Most teachers step in here. They give the textbook definition. Two minutes, and you move on. I didn't. I said, "Guess. Just guess. Maybe look at the words and try to find something."
She thought about it. She muttered that tri means three. Then she got stuck. She thought a bit more and said maybe it had to do with measurement.
I said, "Exactly. Tri is three, metric is measurement. So Trigonometry might be the measurement of something with maybe three, Three sides or maybe three angles.
She figured it out herself in 30 seconds. That It’s related to measurement of triangles, and I told her that YES but especially Right angle triangles.
People hear this and think it’s a nice teaching trick. It’s not.
Those 30 seconds where she was confused? That’s the actual learning. Everything before and after is just setup and confirmation. The gap where she was sitting there, making sounds that weren't quite words yet that’s the only part that mattered. But nobody lets that happen anymore.
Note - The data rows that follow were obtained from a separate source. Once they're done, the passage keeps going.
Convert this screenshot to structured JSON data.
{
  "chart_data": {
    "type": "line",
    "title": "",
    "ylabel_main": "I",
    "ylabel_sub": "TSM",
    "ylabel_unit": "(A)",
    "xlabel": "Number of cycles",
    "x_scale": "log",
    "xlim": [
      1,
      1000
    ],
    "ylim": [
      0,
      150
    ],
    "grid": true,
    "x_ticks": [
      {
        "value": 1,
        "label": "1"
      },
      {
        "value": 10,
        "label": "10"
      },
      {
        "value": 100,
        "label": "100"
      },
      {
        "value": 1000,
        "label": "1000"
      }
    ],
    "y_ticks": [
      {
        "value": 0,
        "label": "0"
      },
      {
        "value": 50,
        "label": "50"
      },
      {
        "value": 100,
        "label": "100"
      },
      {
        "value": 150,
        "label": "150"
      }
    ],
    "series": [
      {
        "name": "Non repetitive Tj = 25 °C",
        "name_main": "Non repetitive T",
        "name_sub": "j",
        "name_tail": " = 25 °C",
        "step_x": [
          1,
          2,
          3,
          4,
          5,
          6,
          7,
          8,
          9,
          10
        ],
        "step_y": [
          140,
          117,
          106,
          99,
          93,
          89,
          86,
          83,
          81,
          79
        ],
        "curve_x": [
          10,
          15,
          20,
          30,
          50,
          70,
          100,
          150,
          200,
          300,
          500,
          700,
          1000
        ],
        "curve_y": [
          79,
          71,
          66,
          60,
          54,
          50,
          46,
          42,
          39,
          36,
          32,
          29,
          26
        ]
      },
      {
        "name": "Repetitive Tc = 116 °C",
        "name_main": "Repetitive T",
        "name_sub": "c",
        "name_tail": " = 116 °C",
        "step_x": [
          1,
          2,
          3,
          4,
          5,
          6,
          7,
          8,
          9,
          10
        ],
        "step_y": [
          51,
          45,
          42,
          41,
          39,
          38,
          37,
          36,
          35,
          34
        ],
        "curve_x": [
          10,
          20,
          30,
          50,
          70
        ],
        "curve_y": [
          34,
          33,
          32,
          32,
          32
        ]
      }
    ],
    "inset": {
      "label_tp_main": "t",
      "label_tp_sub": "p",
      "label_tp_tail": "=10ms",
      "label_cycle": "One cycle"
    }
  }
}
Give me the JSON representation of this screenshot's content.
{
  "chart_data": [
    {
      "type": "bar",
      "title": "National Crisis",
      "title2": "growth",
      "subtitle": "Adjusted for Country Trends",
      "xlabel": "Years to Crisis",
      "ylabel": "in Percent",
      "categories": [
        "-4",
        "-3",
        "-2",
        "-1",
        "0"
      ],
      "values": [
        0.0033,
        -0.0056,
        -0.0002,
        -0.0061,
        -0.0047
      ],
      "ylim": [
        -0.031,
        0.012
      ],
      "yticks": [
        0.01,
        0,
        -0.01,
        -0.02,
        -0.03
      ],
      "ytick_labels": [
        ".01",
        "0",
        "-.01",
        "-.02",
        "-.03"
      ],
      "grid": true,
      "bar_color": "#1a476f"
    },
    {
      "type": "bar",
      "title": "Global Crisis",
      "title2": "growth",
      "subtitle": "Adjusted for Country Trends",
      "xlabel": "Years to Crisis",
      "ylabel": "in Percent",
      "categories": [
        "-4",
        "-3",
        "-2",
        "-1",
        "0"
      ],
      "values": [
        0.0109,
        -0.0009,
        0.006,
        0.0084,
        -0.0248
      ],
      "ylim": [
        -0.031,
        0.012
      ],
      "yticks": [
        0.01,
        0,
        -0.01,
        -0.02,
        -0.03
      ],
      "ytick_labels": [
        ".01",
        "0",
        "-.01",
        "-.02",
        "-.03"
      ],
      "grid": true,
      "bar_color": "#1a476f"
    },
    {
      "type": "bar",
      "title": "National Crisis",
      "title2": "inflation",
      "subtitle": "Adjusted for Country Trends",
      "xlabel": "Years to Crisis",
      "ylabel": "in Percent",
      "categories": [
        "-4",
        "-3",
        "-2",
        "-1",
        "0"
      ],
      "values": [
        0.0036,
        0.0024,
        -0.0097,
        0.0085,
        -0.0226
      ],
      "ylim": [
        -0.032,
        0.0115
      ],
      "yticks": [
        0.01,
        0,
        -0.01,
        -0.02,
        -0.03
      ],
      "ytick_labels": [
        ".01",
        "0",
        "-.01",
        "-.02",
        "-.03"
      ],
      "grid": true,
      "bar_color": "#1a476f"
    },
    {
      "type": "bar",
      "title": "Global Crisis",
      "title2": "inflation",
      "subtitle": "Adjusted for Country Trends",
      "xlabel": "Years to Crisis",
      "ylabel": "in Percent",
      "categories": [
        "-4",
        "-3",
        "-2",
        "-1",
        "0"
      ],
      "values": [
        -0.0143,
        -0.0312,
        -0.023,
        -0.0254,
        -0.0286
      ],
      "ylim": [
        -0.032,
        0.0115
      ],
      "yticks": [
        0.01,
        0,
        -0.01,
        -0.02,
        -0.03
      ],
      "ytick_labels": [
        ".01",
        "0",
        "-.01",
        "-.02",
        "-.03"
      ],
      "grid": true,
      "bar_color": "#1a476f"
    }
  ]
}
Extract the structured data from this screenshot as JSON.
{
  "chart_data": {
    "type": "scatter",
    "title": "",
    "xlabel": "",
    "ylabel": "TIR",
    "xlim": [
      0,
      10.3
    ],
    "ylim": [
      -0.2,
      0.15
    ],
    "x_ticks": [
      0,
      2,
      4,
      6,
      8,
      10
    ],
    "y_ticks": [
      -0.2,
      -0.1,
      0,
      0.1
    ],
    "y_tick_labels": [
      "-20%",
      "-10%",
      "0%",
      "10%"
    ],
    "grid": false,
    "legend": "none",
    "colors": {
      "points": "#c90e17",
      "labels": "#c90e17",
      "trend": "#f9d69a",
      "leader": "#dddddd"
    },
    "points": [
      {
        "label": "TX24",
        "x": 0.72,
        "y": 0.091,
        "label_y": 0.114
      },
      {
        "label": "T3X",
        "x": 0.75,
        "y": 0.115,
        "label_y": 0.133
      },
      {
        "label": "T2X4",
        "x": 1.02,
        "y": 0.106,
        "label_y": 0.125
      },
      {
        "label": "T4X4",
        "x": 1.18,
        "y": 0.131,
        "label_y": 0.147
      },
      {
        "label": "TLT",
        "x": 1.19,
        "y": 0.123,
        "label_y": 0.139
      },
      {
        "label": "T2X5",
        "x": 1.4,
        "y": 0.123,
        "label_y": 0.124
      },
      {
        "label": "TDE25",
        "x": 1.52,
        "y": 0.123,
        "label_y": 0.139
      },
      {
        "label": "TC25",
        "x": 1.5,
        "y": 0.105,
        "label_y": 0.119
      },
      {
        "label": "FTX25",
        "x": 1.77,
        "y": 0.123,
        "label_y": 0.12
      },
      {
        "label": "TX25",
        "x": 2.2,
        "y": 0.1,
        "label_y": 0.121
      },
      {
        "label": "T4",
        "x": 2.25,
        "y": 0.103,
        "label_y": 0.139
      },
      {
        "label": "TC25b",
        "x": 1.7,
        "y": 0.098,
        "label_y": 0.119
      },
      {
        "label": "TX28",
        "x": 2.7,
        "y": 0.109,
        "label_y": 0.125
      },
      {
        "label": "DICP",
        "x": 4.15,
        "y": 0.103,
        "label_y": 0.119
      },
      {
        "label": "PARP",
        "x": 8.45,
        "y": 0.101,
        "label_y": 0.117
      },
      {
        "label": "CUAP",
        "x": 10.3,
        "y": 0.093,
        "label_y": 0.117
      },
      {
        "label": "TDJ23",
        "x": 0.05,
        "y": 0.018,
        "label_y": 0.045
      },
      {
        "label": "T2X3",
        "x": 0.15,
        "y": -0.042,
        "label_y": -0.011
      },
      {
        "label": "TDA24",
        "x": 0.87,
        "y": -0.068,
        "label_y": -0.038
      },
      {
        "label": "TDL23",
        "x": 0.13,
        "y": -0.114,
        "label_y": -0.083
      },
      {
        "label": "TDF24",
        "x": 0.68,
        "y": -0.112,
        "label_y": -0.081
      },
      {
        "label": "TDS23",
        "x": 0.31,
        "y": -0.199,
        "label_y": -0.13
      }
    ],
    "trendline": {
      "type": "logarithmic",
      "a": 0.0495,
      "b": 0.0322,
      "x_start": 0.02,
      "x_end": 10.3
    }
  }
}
Confusion is uncomfortable. The kid feels awful. The teacher feels like they’re failing. Parents feel like they aren't getting their money's worth. EdTech apps even brag about "instant doubt resolution" treating a doubt like a bug to be fixed, rather than the most valuable thing in the room.
So, we rescue them. We give them the answer.
The result? Kids who can solve a textbook example but freeze when the exact same concept shows up in a slightly different shape or maybe when you start asking “WHY?”
It’s the gap between the question and the figuring-out, The state of confusion that is the time when learning is happening. If you fill that gap with the answer, the kid hasn't learned. They’ve just memorized something.
If you are a parent or educator, try this:
1. Next time a kid hits a wall, don't help them for 10 minutes. Let them sit.
If they ask a question, ask what they think first.
If they say, "I don't know," tell them to guess.
If they say they can't guess, tell them to try anyway.
You’ll feel like you aren't doing your job, You’ll feel like you are just sitting there. But you are doing your job, even better. You are giving them the experience of watching their own mind produce an answer.
That feeling "my brain can do this" is the only thing a school can give a kid that lasts.
Get out of the way. Let them be confused. Trust the brain in front of you.
It's a much better brain than you think.